This pitiful excuse for a series of games has been well documented within these ancient halls, but there can be no harm in distributing this public health warning once again. Do not buy Myst III: Exile. Under any circumstances.

No, I don’t care that your dad liked Riven. He was wrong, he was horribly wrong. You should consider checking to see if he’s really your dad at all, and think about whether you want to continue publicly mentioning your connections with him. No, it’s not an excuse that the original came free with your new PC, and you “just thought you’d check it out”. You’ve sullied your computer, and now you need to buy a new one.

Like evil on evil, full motion video lies clumsily across smeary pre-rendered backdrops, creating an offensive on your eyes something akin to just stabbing yourself in the face with a pencil. It may have impressed a decade ago, but without a tiptoe of advance since, it now just looks fetid.

Try to imagine if someone took all of the acting ability from the cast of Home & Away, diluted it down to one part per million, and then dropped it on the floor. Now imagine that this was sort of scraped up, and injected into the cast of Myst III. You’re somewhere near to the hideous state of the in-game theatre.

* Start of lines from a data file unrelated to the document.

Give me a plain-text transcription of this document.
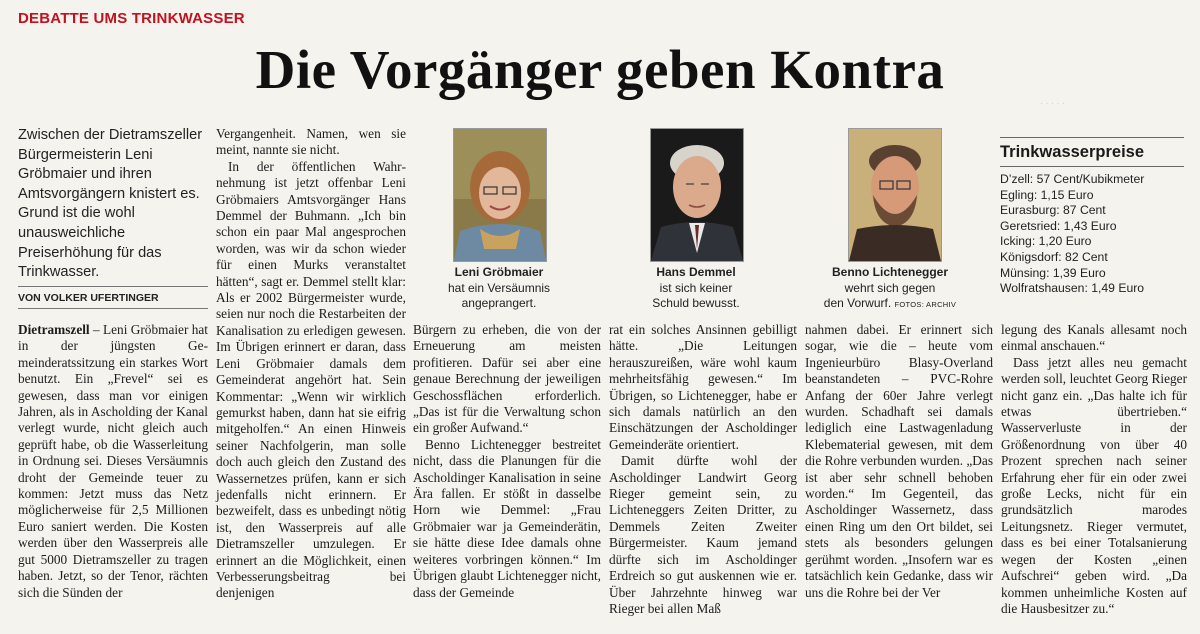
DEBATTE UMS TRINKWASSER
Die Vorgänger geben Kontra
· · · · ·
Zwischen der Dietramszeller Bürgermeisterin Leni Gröbmaier und ihren Amtsvorgängern knistert es. Grund ist die wohl unausweichliche Preiserhöhung für das Trinkwasser.
VON VOLKER UFERTINGER

Dietramszell – Leni Gröbmaier hat in der jüngsten Gemeinderatssitzung ein starkes Wort benutzt. Ein „Frevel“ sei es gewesen, dass man vor einigen Jahren, als in Ascholding der Kanal verlegt wurde, nicht gleich auch geprüft habe, ob die Wasserleitung in Ordnung sei. Dieses Versäumnis droht der Gemeinde teuer zu kommen: Jetzt muss das Netz möglicherweise für 2,5 Millionen Euro saniert werden. Die Kosten werden über den Wasserpreis alle gut 5000 Dietramszeller zu tragen haben. Jetzt, so der Tenor, rächten sich die Sünden der

Vergangenheit. Namen, wen sie meint, nannte sie nicht.

In der öffentlichen Wahrnehmung ist jetzt offenbar Leni Gröbmaiers Amtsvorgänger Hans Demmel der Buhmann. „Ich bin schon ein paar Mal angesprochen worden, was wir da schon wieder für einen Murks veranstaltet hätten“, sagt er. Demmel stellt klar: Als er 2002 Bürgermeister wurde, seien nur noch die Restarbeiten der Kanalisation zu erledigen gewesen. Im Übrigen erinnert er daran, dass Leni Gröbmaier damals dem Gemeinderat angehört hat. Sein Kommentar: „Wenn wir wirklich gemurkst haben, dann hat sie eifrig mitgeholfen.“ An einen Hinweis seiner Nachfolgerin, man solle doch auch gleich den Zustand des Wassernetzes prüfen, kann er sich jedenfalls nicht erinnern. Er bezweifelt, dass es unbedingt nötig ist, den Wasserpreis auf alle Dietramszeller umzulegen. Er erinnert an die Möglichkeit, einen Verbesserungsbeitrag bei denjenigen

Leni Gröbmaier
hat ein Versäumnis
angeprangert.
Hans Demmel
ist sich keiner
Schuld bewusst.
Benno Lichtenegger
wehrt sich gegen
den Vorwurf. FOTOS: ARCHIV

Bürgern zu erheben, die von der Erneuerung am meisten profitieren. Dafür sei aber eine genaue Berechnung der jeweiligen Geschossflächen erforderlich. „Das ist für die Verwaltung schon ein großer Aufwand.“

Benno Lichtenegger bestreitet nicht, dass die Planungen für die Ascholdinger Kanalisation in seine Ära fallen. Er stößt in dasselbe Horn wie Demmel: „Frau Gröbmaier war ja Gemeinderätin, sie hätte diese Idee damals ohne weiteres vorbringen können.“ Im Übrigen glaubt Lichtenegger nicht, dass der Gemeinde

rat ein solches Ansinnen gebilligt hätte. „Die Leitungen herauszureißen, wäre wohl kaum mehrheitsfähig gewesen.“ Im Übrigen, so Lichtenegger, habe er sich damals natürlich an den Einschätzungen der Ascholdinger Gemeinderäte orientiert.

Damit dürfte wohl der Ascholdinger Landwirt Georg Rieger gemeint sein, zu Lichteneggers Zeiten Dritter, zu Demmels Zeiten Zweiter Bürgermeister. Kaum jemand dürfte sich im Ascholdinger Erdreich so gut auskennen wie er. Über Jahrzehnte hinweg war Rieger bei allen Maß

nahmen dabei. Er erinnert sich sogar, wie die – heute vom Ingenieurbüro Blasy-Overland beanstandeten – PVC-Rohre Anfang der 60er Jahre verlegt wurden. Schadhaft sei damals lediglich eine Lastwagenladung Klebematerial gewesen, mit dem die Rohre verbunden wurden. „Das ist aber sehr schnell behoben worden.“ Im Gegenteil, das Ascholdinger Wassernetz, dass einen Ring um den Ort bildet, sei stets als besonders gelungen gerühmt worden. „Insofern war es tatsächlich kein Gedanke, dass wir uns die Rohre bei der Ver

legung des Kanals allesamt noch einmal anschauen.“

Dass jetzt alles neu gemacht werden soll, leuchtet Georg Rieger nicht ganz ein. „Das halte ich für etwas übertrieben.“ Wasserverluste in der Größenordnung von über 40 Prozent sprechen nach seiner Erfahrung eher für ein oder zwei große Lecks, nicht für ein grundsätzlich marodes Leitungsnetz. Rieger vermutet, dass es bei einer Totalsanierung wegen der Kosten „einen Aufschrei“ geben wird. „Da kommen unheimliche Kosten auf die Hausbesitzer zu.“

Trinkwasserpreise
D’zell: 57 Cent/Kubikmeter
Egling: 1,15 Euro
Eurasburg: 87 Cent
Geretsried: 1,43 Euro
Icking: 1,20 Euro
Königsdorf: 82 Cent
Münsing: 1,39 Euro
Wolfratshausen: 1,49 Euro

Of course, it’s all hanged on the quality of the puzzles. As the development team should have been. Inevitably involving rotating something until it clicks, this can very quickly seem like a sensible solution to the “your neck not being broken” conundrum.

Don’t spend your ten pounds on this. Use it to give yourself papercuts, for infinitely more fun.


And The Rest

This should be interesting. Right, I actually have a plan. There are a number of games that have been out for quite a while now, and yet have never been released on budget. The interesting reason given by the publishers for this is inevitably “it’s still selling at full price”. However, we all know that this is complete nonsense. The shops can no longer be bothered to wait for the slower companies to catch up, and unofficially reduce the price themselves.

So, let’s join them in their system-smashing anarchic ways, and review games that you can’t find for /more/ than a tenner.

Firstly, the original Max Payne. Put out by Take 2, who have now appear to have entirely abandoned their Take Advantage budget label, it’s not only three years old, but of course now sequeled. Normally about ten pounds in the shops, the original MP may have been short, and it may have had far too many cutscenes, but it also made bullet time a viable tool in action gaming. It’s a matter of personal opinion as to whether you think this a good thing or not, but its certainly excellently implemented here. Since the story of MP2 follows on so tightly from the original, now’s as good a time as any to fill in this gap in your game-playing history. 90%.

And secondly, No One Lives Forever 2. Taking the most remarkable amount of time to appear on budget, the original is now on Xplosiv for five pounds. NOLF 2 is pushing two years old, and there’s still no sign of it. Both games are fantastic, this sequel not quite having the sheer volume of humour of the first, but certainly still a beautifully balanced FPS. I found it for £10 the other day.

Ooh, do you all feel terribly naughty now?